Adieu, ma bonne, mon excellente amie, parlés de moi à M Fabre et dites-vous que personne au monde ne vous est plus tendrement attachée que votre amie Adèle.
La casa vous dit mille choses.
Bertrand (Ce médiocre Bertrand, familier de Mme de Souza, est-il le même abbé que ce Bertrand qui dirigeait l’instruction élémentaire des enfants de la reine Hortense ?) est aussi au moins navré que papa. Je crois que le projet de M. G., pour votre Italie cet hiver, s’en ira en fumée. Mme Kleine dit que vous viendrés au printemps.

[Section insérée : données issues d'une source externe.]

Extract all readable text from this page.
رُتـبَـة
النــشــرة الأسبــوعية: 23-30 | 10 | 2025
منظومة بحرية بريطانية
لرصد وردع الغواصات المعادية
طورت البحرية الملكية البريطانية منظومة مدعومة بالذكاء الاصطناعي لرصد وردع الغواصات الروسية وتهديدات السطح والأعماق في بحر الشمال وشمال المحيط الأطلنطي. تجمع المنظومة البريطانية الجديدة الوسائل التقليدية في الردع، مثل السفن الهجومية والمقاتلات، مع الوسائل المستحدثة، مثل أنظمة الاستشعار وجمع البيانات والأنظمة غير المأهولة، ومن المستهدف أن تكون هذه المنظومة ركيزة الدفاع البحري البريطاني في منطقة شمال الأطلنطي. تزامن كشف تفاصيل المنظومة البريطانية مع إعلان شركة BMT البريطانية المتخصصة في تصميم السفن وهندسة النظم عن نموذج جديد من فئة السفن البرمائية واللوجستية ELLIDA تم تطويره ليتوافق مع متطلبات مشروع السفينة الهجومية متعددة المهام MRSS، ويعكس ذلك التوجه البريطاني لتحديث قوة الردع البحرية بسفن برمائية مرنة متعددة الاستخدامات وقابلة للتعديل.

J’en aurai une joie que je ne puis vous exprimer.
Je suis persuadée que M Fabre a regretté cette jolie petite fille du duc de Feltre (La duchesse de Feltre écrivit à Fabre, après la mort de cette petite fille, une lettre fort touchante.), qui est morte après des souffrances inouïes. Je ne me fais pas d’idées des déchiremens de coeur que l’on doit éprouver en perdant son enfant. Je n’ose pas y porter ma pensée.
Adieu encore, ma bonne, bien bonne amie, que j’aurois besoin de vos visites de midi dans ce tems d’inquiétude ! Je vous aime, je vous embrasse de toute mon âme, ma toute bonne, toute parfaite amie.